Healthy Working Families Act
More than 700,000 people in Maryland cannot earn a single paid sick day to use when they or an immediate family member are ill. This means thousands of our neighbors must make impossible choices between their livelihood, their health, and the well being of their families. The Healthy Working Families Act would allow employees to earn 1 hour of leave for every 30 hours they work, or up to 56 hours (seven days for full time workers) of earned sick time a year to care for themselves or a family member when they are ill, or to seek out services related to domestic violence, sexual assault, or stalking.

Paystub Transparency Act
Some unscrupulous employers in Maryland cheat their employees out of their full measure of earned wages and then mask their illegal conduct on paystubs. This is not only unfair to hard-working employees, but also creates an illegal competitive advantage for law-abiding businesses . The Paystub Transparency Act levels the playing field for businesses and aids employees by requiring employers to include certain critical information on the paystubs they distribute to employees. The statement will include the pay rate, allowances, deductions, hours worked, and basic identifying information for the employer. Since employers are already required to maintain such information under state and federal laws, the bill simply requires them to share it with their employees on their paystubs.

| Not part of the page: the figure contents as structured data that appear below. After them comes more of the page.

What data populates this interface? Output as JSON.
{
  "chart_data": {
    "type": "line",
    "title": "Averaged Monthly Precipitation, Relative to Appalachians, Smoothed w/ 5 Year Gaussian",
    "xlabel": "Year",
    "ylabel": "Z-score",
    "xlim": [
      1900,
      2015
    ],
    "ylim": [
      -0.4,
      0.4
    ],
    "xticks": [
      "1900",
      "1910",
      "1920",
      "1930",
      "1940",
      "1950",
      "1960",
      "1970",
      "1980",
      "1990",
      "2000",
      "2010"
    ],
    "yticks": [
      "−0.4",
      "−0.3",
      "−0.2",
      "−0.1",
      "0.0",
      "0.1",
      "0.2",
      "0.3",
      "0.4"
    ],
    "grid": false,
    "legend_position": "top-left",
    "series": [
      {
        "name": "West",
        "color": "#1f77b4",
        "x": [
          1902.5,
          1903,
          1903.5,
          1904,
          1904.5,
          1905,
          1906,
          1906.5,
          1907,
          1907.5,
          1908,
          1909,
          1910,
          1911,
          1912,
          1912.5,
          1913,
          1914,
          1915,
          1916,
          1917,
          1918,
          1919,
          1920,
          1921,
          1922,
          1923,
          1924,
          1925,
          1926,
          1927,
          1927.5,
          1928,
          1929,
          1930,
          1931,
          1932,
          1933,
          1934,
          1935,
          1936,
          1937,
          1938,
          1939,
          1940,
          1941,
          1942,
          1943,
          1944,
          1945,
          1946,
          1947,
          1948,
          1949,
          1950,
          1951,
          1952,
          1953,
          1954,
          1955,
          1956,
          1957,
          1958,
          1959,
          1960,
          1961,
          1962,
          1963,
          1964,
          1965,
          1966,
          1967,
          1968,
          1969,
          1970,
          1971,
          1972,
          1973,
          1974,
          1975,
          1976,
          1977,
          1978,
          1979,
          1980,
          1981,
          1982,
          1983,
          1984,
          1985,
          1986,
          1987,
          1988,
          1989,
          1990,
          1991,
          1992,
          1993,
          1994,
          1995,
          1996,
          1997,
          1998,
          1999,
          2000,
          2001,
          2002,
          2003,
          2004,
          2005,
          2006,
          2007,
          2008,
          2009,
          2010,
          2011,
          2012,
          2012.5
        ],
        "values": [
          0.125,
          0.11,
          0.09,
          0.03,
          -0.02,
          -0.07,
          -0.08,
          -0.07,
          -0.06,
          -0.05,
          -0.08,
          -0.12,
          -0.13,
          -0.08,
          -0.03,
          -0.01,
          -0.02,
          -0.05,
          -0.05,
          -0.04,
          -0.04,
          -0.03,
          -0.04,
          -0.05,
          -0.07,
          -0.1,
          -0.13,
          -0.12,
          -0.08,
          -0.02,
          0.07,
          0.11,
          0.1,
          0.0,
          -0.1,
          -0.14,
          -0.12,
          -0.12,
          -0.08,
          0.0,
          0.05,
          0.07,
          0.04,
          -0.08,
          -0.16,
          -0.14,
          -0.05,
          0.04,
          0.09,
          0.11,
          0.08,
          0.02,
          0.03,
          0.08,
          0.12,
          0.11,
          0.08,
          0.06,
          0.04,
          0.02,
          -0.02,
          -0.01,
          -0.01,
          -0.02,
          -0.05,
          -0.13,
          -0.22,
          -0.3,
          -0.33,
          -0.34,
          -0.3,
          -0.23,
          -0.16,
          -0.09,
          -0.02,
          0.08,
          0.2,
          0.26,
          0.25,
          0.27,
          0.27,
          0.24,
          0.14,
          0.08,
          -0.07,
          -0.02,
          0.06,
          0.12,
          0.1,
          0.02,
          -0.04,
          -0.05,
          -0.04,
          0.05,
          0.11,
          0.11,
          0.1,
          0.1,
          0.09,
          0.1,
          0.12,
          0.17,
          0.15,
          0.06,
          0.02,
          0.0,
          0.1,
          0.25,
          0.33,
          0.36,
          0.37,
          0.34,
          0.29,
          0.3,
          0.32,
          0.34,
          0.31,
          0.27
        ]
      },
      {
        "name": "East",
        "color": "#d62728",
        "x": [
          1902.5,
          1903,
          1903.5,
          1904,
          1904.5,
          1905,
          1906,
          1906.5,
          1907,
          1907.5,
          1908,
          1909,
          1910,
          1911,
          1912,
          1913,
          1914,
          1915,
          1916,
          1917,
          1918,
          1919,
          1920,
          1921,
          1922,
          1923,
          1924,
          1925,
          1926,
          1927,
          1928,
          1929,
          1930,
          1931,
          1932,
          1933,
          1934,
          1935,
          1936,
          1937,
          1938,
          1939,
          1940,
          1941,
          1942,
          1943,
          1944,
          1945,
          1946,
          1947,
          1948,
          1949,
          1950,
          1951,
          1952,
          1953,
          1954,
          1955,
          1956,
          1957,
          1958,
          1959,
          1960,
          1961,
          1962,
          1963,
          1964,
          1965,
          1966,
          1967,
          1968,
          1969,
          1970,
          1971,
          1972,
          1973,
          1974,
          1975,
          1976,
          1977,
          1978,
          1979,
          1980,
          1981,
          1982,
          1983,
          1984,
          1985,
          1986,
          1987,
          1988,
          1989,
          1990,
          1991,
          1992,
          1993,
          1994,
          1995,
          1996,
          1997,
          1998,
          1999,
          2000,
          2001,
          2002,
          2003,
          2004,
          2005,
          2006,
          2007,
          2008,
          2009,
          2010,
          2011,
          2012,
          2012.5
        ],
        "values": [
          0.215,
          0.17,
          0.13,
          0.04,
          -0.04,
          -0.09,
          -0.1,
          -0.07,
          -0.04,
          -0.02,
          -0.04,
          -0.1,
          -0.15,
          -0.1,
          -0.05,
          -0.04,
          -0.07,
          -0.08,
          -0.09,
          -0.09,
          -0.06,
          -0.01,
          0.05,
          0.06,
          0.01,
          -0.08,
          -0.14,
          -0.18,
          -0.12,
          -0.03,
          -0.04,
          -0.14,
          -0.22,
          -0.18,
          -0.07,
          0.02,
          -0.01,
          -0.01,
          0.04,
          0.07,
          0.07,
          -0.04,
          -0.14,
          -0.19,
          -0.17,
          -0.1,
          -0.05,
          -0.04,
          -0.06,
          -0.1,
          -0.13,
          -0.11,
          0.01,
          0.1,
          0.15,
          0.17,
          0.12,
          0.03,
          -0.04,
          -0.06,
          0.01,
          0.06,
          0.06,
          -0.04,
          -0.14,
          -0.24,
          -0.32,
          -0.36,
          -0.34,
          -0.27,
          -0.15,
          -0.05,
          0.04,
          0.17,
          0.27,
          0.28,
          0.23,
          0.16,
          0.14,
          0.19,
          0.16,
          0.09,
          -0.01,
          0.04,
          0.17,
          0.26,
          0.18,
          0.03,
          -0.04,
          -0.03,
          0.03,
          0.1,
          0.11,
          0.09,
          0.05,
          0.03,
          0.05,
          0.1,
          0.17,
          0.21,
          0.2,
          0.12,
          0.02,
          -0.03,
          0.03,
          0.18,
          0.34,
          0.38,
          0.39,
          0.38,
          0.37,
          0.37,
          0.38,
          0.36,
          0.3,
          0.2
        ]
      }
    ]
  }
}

Paystub transparency requires a small change in practice that will deter wage theft, facilitate the informal resolution of wage disputes, and help ensure that no business outcompetes another by illegally underpaying employees.

Civil Right to Counsel Pilot Project
The bill is a follow-up from the Task Force to Study Implementing a Civil Right to Counsel in Maryland, which was legislatively created by Maryland SB 262 in 2013. In the Task Force’s final report, it recommended enactment of a right to counsel in domestic violence cases and a pilot for custody cases, while the 2016 bill would implement a pilot project for both domestic violence and custody cases.  It would also create a workgroup to monitor the pilot projects.

Attorneys' Fees in Maryland Constitution Claims
The bill will enable Maryland courts to award reasonable attorneys’ fees when Marylanders win cases vindicating a Maryland constitutional right, thus bringing access to justice and making the playing field even for plaintiffs facing the resources of the government. Under current law, Marylanders suing in state court who have a valid claim that a constitutional right was violated cannot seek reimbursement of their reasonable attorneys’ fees. Although such fees can be sought in federal court, those cases have to be based on the U.S. Constitution. As the “Free State,” we are proud of the many ways that the Maryland Constitution and Declaration of Rights offer greater protections than federal law. It is also unfair to require Marylanders on the Eastern Shore or in Western Maryland to travel to Baltimore or Greenbelt to sue in federal court, rather than stand up for their rights in their home counties. This bill will allow Maryland constitutional claims to be decided in Maryland courts. Most people cannot afford to pay attorneys’ fees themselves, and without the possibility of an attorney fee award, it is difficult to find an attorney willing to bring meritorious cases.